Afin de réduire sa dépendance à l'égard du matériel NVIDIA lors de la gestion de tâches d'intelligence artificielle (IA) de haute intensité, Apple cherche actuellement activement à acquérir des sociétés de puces IA associées. Bien qu'Apple utilise actuellement ses propres puces dans ses propres centres de données pour gérer certaines tâches d'IA, face à des charges de travail d'IA plus importantes et plus complexes, elle doit toujours s'appuyer sur le matériel Nvidia déployé dans Google Cloud.
Par exemple, le modèle Gemini qui alimente la nouvelle version améliorée de Siri utilise cette approche. Selon des personnes proches du dossier, Apple avait initialement prévu de lancer cette année une puce de serveur d'IA auto-développée nommée "Baltra", mais le projet a été retardé.

Historiquement, Apple a généralement eu tendance à réaliser de petites acquisitions valant des centaines de millions de dollars, s’engageant rarement dans de grandes fusions et acquisitions. Toutefois, cette stratégie semble évoluer considérablement. En janvier de cette année, Apple a finalisé l'acquisition de la société israélienne Q.ai pour près de 2 milliards de dollars, spécialisée dans l'analyse de la parole à travers de petits mouvements du visage. Il s’agit également de la deuxième plus grande acquisition de l’histoire d’Apple après avoir dépensé 3 milliards de dollars pour acquérir Beats Electronics en 2014.

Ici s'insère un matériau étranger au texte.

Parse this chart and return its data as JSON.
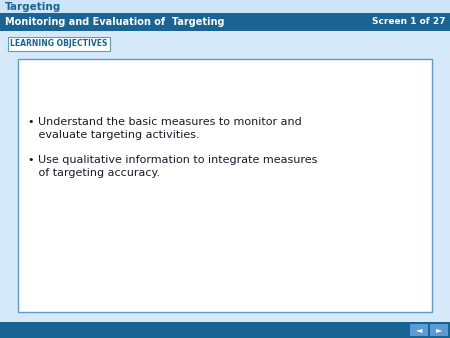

Dans le même temps, le directeur financier d'Apple, Kevin Parekh, a également publié un signal d'ajustements de stratégie financière lors de la dernière conférence téléphonique sur les résultats trimestriels. Il a déclaré aux analystes que la société ne poursuivrait plus un objectif de « neutralité nette en matière de trésorerie », où les réserves de trésorerie sont à peu près égales à la dette totale. Bien qu'Apple n'ait pas clairement indiqué la raison de ce changement, il libérera sans aucun doute suffisamment d'espace de capital pour des acquisitions plus importantes. En outre, certains rapports indiquent qu'Apple recherche également activement des startups d'IA capables d'aider à compresser les modèles d'IA pour qu'ils fonctionnent efficacement sur l'iPhone.
Si l'on revient sur l'histoire du développement des puces auto-développées par Apple, ses capacités de base proviennent d'une acquisition clé. En 2008, Apple a acquis PA Semi pour 278 millions de dollars. Cette transaction a jeté les bases des processeurs personnalisés qui sont désormais largement utilisés dans ses différents produits matériels. Les changements de personnel à venir pourraient également pousser Apple à adopter une stratégie plus agressive sur le marché des fusions et acquisitions. Il semblerait que John Ternus, responsable du secteur matériel informatique, succédera à Tim Cook au poste de PDG en septembre de cette année, tandis que Johnny Slugi, responsable du secteur des puces, étendra son champ d'autorité pour prendre en charge toute l'ingénierie matérielle d'Apple en plus d'être responsable du secteur des semi-conducteurs.
L'équipe de conception de puces d'Apple s'est longtemps concentrée sur les appareils mobiles alimentés par batterie plutôt que sur les puces de serveur hautes performances capables de rivaliser avec le géant du matériel de serveur d'IA Nvidia. Cette limitation a été révélée lors du développement de la nouvelle version de Siri : les ingénieurs ont essayé d'exécuter le modèle Gemini de Google sur la propre infrastructure de serveur d'Apple, pour découvrir que les puces conçues pour les charges de travail Mac ne pouvaient tout simplement pas gérer un modèle aussi volumineux. Par conséquent, Apple a dû utiliser des puces Nvidia dans l'infrastructure cloud de Google pour gérer une partie du travail du nouveau Siri.
L'acquisition d'une équipe externe chargée de la technologie des puces complétera sans aucun doute les projets internes en cours d'Apple. Selon Bloomberg, Apple développe actuellement une puce serveur basée sur M5 Ultra, et la future puce M7 Ultra améliorerait considérablement les performances de l'IA et devrait même concurrencer la puce Blackwell de Nvidia. Le M7 Ultra devrait prendre en charge jusqu'à 1,5 To de mémoire, soit environ deux fois plus que le M5 Ultra, mais Bloomberg a également ajouté que les puces de serveur basées sur le M7 Ultra pourraient ne pas sortir avant 2029.
En plus de rechercher des fusions et des acquisitions, Apple recherche également son indépendance matérielle par d’autres moyens. Des rapports précédents affirmaient qu'Apple avait commencé à coopérer avec Broadcom sur les puces de serveur IA dès 2024. La semaine dernière, Broadcom a confirmé dans un dossier de titres que les deux parties avaient officiellement prolongé le partenariat jusqu'en 2031.